Лавируя между лежащими вповалку гоблинами, я побрел искать место, чтоб устроиться для отдыха. После такой жуткой ночи сил не оставалось ни на что. Мне хотелось рухнуть где попало, закрыть глаза и спать. Плевать, что кругом целыми табунами носятся насекомые вроде крупных клопов, возможно, ядовитые или кровососущие. Плевать, что главный клоп, проклятый лжепогонщик Квакваса, обретается где-то поблизости и вынашивает злобные замыслы. Совершенно до лампочки, что сейчас, в этой неразберихе, самое лучшее время для того, чтоб улизнуть из гоблинской армии. А потом с триумфом явиться к начальству и преподнести мятежников на блюдечке с золотой каемочкой. Плевать. В конце концов, везде успевает лишь тот, кто никуда не спешит. Поэтому и заложить Черного Шамана с его воинством можно позже, хорошенько отдохнув.
Последняя мысль показалась мне настолько разумной, что я поспешил поделиться ею с привалившимся к стене Заком.
– Слышь, солдат, что если мы повременим удирать отсюда?
– Дезертировать собрался, мужик? – сквозь сон пробормотал орк. – А как же задание? Верность воинскому долгу? Суточные? Не ты ли мечтал прикончить Шамана?
– Вот и я говорю, сначала передохнем, а там уж – ходу. Сейчас ноги не идут.

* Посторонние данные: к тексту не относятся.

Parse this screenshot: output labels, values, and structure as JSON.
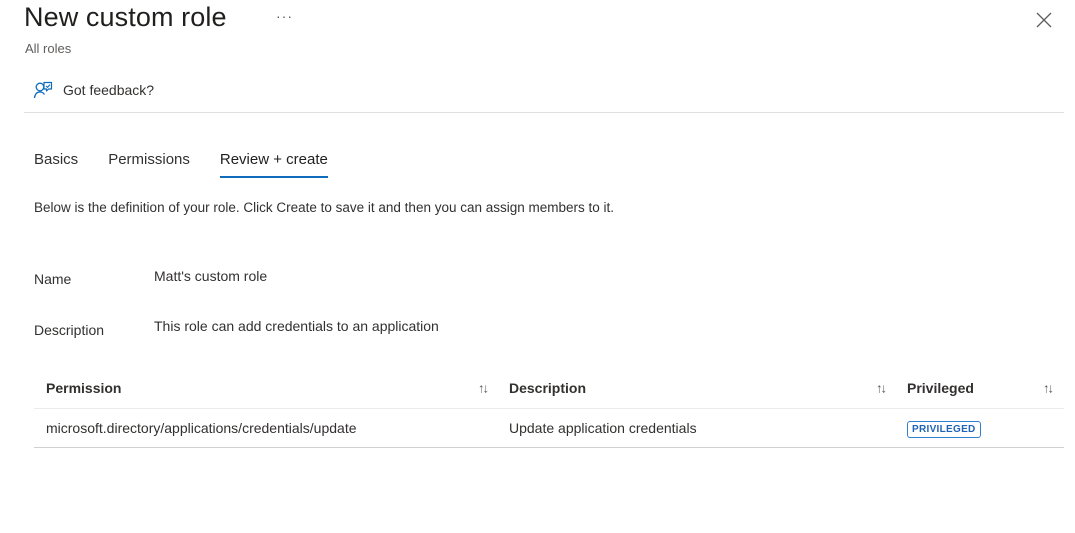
{
  "header": {
    "title": "New custom role",
    "more_label": "···",
    "breadcrumb": "All roles",
    "close_icon": "close-icon"
  },
  "toolbar": {
    "feedback_label": "Got feedback?",
    "feedback_icon": "feedback-person-icon"
  },
  "tabs": [
    {
      "label": "Basics",
      "active": false
    },
    {
      "label": "Permissions",
      "active": false
    },
    {
      "label": "Review + create",
      "active": true
    }
  ],
  "intro_text": "Below is the definition of your role. Click Create to save it and then you can assign members to it.",
  "fields": {
    "name_label": "Name",
    "name_value": "Matt's custom role",
    "description_label": "Description",
    "description_value": "This role can add credentials to an application"
  },
  "table": {
    "sort_glyph": "↑↓",
    "columns": [
      "Permission",
      "Description",
      "Privileged"
    ],
    "rows": [
      {
        "permission": "microsoft.directory/applications/credentials/update",
        "description": "Update application credentials",
        "privileged": "PRIVILEGED"
      }
    ]
  },
  "colors": {
    "accent": "#0f6cbd",
    "badge_border": "#2f7fd3",
    "badge_text": "#1f63b6"
  }
}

Серый от грязи орк ничего на это не ответил, а когда я подтолкнул его локтем, кулем повалился на земляной пол барака и тут же захрапел. Его трубные рулады органично вплелись в сопение, пыхтение и похрапывание остальных бойцов таха. Лишь с той стороны, где разместилось командование, доносились резкие крики. Это тысячник Боксугр руководил самыми неудачливыми подчиненными. Бедолаги, вместо того чтобы спать самим, сооружали постель для Черного Шамана и других начальников.
– Все как всегда, – пробурчал я, устраивая голову на тощем вещмешке. – Пока русские предаются философским размышлениям, американцы давно делают дело. А дикие гоблины…

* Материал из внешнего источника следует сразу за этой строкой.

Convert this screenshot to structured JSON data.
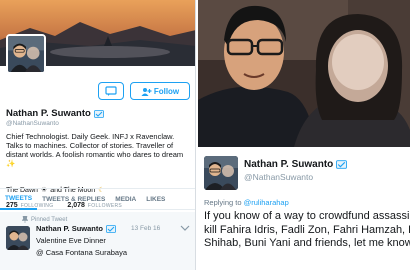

Договорить я не сумел. Меня как будто сунули в мягкий непрозрачный мешок и бросили в бездонный колодец. Падая, я с облегчением выключился.
К сожалению, у колодца все-таки было дно. Я шмякнулся об него боком, довольно чувствительно, притом три раза подряд. Разлепив веки, я обнаружил, что роль дна с успехом исполнил ботинок бывшего сотника Рожа. Похоже, толстый мерзавец не желал долго оставаться рядовым, а потому замыслил вернуть себе хотя бы младшее офицерское звание.
– Подъем, человечье семя! Хватит спать! Живо на построение! Великий Хуру-Гезонс сейчас будет говорить речь!
Судя по влажной духоте, которая наполнила «казарму», и слепящему цвету неба, что виднелось сквозь дыры в потолке, день едва перевалил за середину.
– Наср! – ругнулся я, как истинный туземец, и попытался стукнуть Рожа кулаком. Движения после сна были вялые, и бывший сотник без труда увернулся. Тогда я подтянул к себе арбалет, доставшийся мне в наследство от покойного Джадога, оперся на него и встал. Потом пощелкал предохранителем и хмуро взглянул на Рожа. Тот забеспокоился уже всерьез и юркнул в толпу соратников, напоследок крикнув: «Пошевеливайся!»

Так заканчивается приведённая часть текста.